Primavera al Cairo?

Il presidente Mubarak non ha mai perso alle elezioni, anzi non ha mai preso meno del 90% dei voti.

Da un editoriale del Jerusalem Post

image_591Il presidente egiziano Hosni Mubarak non ha mai perso alle elezioni. In effetti, anzi, non ha mai preso meno del 90% dei voti. E’ anche vero, però, che ha sempre corso senza nessun candidato rivale. Motivo per cui ha stupito tutti con il suo annuncio a sorpresa, sabato scorso in televisione. Parlando all’università della regione del Delta del Nilo, dove è cresciuto, il 76enne leader egiziano, al potere sin da quando Anwar Sadat venne assassinato da estremisti islamici nel 1981, ha annunciato: “Ho chiesto al parlamento di emendare l’articolo 76 della Costituzione, che riguarda l’elezione del presidente”. Se i 454 membri del parlamento, dominato dal Partito Democratico Nazionale dello stesso Mubarak, saranno d’accordo, la Costituzione potrebbe essere modificata per “permettere che più di un candidato” competa nelle prossime elezioni presidenziali, nel settembre 2005.
Sulla carta, l’Egitto sarebbe già dotato di alcune delle strutture necessarie per promuovere la libertà. Ad esempio, le libertà civili sono inscritte nella Costituzione: “La libertà di opinione sarà garantita. Ogni individuo avrà il diritto di esprimere le proprie opinioni e di renderle pubbliche verbalmente, per scritto, per immagini e con altri mezzi d’espressione, nell’ambito dei limiti previsti dalla legge”. Purtroppo i “limiti previsti dalla legge” sono assai costrittivi. Solo i partiti politici registrati possono partecipare alle elezioni, ed è Mubarak che decide chi debba essere registrato.
L’annuncio di Mubarak è stato salutato come “storico” dall’opposizione “autorizzata” del partito Al-Wafd. Uno dei suoi capi, Muhammad Ulwan, ha dichiarato: “Per la prima volta dal tempo dei faraoni, il popolo egiziano sceglierà il proprio governante”. Bello avere oppositori autorizzati, vero?
La scelta del momento per l’annuncio non è certo casuale. Da qualche tempo Mubarak è sottoposto a forti pressioni a favore di una riforma. Le voci secondo cui starebbe preparando suo figlio Gamal, 41 anni, come proprio successore hanno fatto scendere in piazza la gente del Cairo. Lo scorso dicembre una manifestazione aveva raccolto cinquanta persone. La settimana scorsa un’altra manifestazione ne ha raccolte più di cinquecento, scese in strada per protestare contro il governo autoritario di Mubarak. Numeri significativi, in una città dove alla gente viene intimato il silenzio dalla polizia segreta, con buona pace delle garanzie costituzionali.
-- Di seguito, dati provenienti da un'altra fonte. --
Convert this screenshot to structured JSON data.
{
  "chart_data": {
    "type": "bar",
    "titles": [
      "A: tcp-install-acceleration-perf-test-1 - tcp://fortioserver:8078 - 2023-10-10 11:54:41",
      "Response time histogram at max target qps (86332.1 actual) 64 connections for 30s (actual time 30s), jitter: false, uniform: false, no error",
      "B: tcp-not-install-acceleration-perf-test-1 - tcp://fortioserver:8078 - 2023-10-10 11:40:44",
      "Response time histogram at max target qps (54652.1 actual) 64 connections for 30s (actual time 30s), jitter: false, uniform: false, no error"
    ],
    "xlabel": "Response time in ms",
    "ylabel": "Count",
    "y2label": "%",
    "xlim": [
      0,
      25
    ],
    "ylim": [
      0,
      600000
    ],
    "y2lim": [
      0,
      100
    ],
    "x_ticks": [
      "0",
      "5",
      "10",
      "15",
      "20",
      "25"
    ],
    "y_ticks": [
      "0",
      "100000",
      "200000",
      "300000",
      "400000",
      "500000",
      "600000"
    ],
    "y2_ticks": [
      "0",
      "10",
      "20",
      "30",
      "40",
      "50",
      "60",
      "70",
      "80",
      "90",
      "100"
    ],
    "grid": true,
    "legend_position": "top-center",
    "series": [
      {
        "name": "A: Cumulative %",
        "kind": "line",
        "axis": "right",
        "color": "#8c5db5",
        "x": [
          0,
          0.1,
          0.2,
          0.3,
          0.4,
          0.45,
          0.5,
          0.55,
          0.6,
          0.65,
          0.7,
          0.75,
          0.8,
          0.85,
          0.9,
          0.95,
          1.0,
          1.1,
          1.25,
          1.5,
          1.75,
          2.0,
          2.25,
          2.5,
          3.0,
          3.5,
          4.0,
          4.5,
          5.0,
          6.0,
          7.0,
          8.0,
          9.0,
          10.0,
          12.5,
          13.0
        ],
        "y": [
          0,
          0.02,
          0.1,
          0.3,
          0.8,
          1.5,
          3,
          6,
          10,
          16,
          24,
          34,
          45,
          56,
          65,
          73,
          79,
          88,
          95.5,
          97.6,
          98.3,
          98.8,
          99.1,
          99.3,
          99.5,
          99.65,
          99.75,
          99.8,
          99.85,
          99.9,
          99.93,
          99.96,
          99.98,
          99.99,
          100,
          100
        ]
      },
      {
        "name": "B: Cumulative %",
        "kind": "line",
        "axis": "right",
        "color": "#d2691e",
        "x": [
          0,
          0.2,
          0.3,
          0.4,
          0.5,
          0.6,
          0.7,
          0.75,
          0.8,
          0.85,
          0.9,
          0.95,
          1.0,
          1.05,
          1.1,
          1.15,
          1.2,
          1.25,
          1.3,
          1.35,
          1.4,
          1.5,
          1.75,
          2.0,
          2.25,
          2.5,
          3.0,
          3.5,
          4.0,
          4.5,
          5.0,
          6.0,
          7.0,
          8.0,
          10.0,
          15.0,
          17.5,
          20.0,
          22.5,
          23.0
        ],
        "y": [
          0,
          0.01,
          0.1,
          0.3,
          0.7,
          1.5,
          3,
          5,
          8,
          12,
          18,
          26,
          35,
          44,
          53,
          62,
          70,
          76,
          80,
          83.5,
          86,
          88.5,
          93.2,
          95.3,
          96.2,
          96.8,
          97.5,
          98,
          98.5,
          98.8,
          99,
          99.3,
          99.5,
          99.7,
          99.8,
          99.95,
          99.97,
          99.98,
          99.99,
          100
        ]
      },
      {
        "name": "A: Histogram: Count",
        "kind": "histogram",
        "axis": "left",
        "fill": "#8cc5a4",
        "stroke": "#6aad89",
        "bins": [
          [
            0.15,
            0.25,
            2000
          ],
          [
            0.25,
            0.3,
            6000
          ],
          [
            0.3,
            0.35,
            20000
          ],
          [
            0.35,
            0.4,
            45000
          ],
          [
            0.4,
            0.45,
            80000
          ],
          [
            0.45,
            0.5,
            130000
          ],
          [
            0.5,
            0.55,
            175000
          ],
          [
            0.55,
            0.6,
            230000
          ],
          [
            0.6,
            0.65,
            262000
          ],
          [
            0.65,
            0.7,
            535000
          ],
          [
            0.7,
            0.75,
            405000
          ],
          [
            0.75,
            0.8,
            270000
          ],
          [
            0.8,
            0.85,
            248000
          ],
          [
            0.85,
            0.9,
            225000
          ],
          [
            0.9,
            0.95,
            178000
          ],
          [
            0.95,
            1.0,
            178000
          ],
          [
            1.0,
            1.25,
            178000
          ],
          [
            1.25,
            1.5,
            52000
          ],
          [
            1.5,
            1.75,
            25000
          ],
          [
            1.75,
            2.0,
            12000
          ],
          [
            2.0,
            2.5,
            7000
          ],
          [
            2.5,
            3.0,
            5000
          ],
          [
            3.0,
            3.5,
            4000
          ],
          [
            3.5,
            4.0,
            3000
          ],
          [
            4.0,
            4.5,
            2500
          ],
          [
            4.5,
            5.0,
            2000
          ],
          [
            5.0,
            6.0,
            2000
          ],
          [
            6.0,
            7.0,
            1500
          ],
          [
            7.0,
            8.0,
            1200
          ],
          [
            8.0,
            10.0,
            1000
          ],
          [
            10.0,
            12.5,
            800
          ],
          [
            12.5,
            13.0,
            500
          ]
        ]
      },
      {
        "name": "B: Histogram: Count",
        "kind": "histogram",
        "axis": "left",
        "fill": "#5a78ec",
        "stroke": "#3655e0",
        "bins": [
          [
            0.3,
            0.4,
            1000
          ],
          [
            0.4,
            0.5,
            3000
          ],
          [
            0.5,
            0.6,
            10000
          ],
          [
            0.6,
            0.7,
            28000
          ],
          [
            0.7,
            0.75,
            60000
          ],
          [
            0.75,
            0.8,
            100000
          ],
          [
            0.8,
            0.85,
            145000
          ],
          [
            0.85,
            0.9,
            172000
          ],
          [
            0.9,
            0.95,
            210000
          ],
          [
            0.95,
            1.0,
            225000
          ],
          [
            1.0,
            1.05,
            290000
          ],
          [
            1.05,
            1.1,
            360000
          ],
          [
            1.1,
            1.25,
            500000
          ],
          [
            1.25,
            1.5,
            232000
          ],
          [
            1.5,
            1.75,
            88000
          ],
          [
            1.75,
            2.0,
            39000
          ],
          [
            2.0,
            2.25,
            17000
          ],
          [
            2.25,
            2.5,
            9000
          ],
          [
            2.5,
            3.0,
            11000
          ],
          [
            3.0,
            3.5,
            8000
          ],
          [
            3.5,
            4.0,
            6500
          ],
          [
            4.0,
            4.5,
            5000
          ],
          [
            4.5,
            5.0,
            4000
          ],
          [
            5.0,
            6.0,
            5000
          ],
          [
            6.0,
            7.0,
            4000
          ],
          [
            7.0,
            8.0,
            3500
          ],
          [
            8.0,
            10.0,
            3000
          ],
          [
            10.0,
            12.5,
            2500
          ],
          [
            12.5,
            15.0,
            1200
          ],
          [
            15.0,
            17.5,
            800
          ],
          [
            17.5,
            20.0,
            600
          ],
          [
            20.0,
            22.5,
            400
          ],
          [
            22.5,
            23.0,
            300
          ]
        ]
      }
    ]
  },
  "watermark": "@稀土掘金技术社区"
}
Anche le pressioni esterne per le riforme hanno fatto la loro parte. Il presidente Usa George W. Bush ha rapped l’Egitto nel suo discorso sullo stato dell’unione. Durante il suo recente viaggio in Europa, Bush ha chiesto al Cairo di “aprire la strada” verso la democrazia in Medio Oriente. E il segretario di stato Condoleezza Rice ha cancellato la sua visita in Egitto a causa della continua detenzione di un importante dissidente politico. Si tratta di Ayman Nour, 40 anni, capo del partito liberal Al-Ghad (Domani), regolarmente registrato. Il partito Al-Ghad ha solo sette seggi ala parlamento, certo non una grande minaccia per il governo di Mubarak. Nour, diabetico con problemi di cuore, pare abbia sospeso uno sciopero della fame in seguito dell’annuncio di Mubarak. Arrestato il 29 gennaio scoro, viene da allora “interrogato” on trumped-up.
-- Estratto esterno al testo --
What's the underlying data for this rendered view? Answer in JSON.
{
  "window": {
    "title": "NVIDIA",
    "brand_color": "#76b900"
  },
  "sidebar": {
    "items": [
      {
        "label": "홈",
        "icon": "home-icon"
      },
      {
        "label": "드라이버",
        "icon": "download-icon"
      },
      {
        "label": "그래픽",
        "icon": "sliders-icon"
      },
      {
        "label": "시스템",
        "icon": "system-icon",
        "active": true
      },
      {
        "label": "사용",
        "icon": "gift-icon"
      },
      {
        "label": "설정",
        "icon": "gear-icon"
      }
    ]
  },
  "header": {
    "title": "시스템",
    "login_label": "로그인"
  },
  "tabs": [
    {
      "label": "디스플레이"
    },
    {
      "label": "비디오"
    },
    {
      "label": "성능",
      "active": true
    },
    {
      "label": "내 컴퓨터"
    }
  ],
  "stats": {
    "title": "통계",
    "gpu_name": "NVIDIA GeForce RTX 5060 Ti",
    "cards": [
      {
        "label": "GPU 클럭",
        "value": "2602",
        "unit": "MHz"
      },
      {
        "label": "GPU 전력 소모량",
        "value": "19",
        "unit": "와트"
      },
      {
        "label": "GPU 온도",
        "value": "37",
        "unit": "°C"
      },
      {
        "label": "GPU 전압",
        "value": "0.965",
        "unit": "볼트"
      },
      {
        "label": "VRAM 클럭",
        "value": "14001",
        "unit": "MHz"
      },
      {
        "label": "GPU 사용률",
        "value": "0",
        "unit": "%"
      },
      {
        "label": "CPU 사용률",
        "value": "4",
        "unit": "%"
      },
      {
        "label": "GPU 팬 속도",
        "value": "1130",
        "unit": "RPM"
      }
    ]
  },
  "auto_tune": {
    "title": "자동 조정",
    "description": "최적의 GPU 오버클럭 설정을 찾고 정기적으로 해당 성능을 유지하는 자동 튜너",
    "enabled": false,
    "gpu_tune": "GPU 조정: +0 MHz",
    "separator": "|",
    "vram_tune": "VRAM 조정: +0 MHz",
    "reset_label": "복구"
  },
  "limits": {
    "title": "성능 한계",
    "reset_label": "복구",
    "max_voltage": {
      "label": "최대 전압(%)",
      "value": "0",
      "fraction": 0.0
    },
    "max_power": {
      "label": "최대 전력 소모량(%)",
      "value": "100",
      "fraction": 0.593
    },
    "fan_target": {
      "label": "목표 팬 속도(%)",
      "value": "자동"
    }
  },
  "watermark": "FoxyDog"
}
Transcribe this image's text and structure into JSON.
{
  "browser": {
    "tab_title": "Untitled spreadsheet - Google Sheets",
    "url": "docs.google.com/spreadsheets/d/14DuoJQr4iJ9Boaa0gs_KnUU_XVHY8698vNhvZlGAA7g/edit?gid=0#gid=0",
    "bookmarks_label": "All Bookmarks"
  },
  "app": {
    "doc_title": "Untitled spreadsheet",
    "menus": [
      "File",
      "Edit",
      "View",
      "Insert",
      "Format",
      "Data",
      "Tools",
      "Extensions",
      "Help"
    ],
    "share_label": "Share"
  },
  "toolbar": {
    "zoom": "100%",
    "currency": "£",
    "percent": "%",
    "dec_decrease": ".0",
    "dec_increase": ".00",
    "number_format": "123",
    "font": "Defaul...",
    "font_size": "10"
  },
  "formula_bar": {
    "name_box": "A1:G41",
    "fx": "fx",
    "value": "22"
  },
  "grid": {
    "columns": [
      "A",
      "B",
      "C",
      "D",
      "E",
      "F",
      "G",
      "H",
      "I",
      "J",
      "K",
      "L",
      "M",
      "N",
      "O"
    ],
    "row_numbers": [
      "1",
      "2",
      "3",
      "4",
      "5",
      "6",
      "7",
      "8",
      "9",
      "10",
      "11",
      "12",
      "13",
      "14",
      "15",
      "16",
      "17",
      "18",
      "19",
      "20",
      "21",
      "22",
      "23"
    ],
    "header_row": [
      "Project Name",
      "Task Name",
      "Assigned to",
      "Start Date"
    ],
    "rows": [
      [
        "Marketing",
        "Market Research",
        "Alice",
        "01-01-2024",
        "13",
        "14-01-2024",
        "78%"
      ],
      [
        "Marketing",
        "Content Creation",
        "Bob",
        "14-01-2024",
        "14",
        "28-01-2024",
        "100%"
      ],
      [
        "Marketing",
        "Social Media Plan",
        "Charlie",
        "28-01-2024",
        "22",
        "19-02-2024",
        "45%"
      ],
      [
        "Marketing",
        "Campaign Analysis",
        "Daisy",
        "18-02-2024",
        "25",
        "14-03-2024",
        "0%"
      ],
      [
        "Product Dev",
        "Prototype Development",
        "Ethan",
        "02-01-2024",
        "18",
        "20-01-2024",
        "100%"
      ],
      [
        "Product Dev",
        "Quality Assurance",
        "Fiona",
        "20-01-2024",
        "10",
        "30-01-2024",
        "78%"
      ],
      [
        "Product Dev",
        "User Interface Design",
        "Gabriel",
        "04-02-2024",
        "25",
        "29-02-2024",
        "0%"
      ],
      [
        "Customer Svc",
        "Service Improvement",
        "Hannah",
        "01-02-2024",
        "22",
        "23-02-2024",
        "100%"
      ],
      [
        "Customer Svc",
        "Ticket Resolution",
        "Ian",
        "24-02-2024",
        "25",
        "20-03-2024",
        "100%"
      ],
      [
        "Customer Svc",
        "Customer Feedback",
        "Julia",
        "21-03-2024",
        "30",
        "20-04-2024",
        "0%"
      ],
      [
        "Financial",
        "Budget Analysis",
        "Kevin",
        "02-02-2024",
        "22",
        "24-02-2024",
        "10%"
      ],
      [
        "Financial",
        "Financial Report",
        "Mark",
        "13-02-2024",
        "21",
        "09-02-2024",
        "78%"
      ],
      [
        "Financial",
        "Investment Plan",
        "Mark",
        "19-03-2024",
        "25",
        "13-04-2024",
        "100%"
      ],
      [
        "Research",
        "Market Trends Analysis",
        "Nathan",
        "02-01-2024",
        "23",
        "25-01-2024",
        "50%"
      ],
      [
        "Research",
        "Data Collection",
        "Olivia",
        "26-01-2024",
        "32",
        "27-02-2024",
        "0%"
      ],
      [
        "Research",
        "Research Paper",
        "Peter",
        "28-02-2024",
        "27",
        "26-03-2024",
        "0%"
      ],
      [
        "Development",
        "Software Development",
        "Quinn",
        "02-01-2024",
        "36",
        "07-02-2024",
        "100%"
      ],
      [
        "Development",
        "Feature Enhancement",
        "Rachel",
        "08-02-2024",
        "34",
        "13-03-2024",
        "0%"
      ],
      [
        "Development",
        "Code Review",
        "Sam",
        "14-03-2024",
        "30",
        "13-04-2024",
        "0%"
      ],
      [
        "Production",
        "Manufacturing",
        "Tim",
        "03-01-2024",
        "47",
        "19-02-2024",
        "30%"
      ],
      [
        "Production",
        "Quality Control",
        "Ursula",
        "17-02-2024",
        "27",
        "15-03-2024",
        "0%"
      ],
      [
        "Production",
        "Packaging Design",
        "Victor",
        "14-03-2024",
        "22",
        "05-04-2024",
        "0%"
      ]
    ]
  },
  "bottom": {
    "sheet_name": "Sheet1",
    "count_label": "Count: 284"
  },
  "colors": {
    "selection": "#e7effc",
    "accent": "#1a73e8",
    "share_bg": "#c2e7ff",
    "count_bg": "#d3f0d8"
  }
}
Come ha riferito domenica il Jerusalem Post, uomini “vestiti di scuro” hanno malmenaato membri del partito di Nour per mandare all’aria una riunione politica in un albergo dei Cairo.
Mubarak deve almeno fingere interesse alle riforme. Non può disdegnare apertamente il messaggio che gli giunge dalle elezioni nell’Autorità Palestinese, in Iraq e persino nelle limitate elezioni amministrative che si sono tenute in Arabia Saudita: le riforme sono nell’aria.
Tuttavia è difficile non essere scettici. Ibrahim Eissa, editorialista egiziano, ha definito la mossa di Mubarak un “inganno” volto solo a migliorare la sua immagine presso gli Stati Uniti: “Mantiene tutto – scrive – senza modifiche… imprigiona l’opposizione, lo stato controlla ancora i media, i partiti politici esistono solo sulla carta”.
Sulla base della teoria che le democrazie non fanno la guerra contro altre democrazie, Israele è profondamente interessato a vedere il regime del Cairo diventare maggiormente rappresentativo. Il segretario di stato Rice chiede al mondo di “applicare ciò che Natan Sharansky chiama il test della piazza centrale della città: se una persona non può camminare nel mezzo della piazza centrale della sua città esprimendo le sue opinioni senza paura d’essere arrestato, imprigionato o fisicamente danneggiato, allora quella persona vive in una società della paura, non in una società libera”.
Secondo questo criterio, l’Egitto è ancora una società non libera. Se Mubarak fosse sincero, garantirebbe a un aspirante potenziale come Nour libero accesso ai giornali e alle televisioni gestite dallo stato. Naturalmente, sarebbe utile che prima lo facesse uscire di prigione.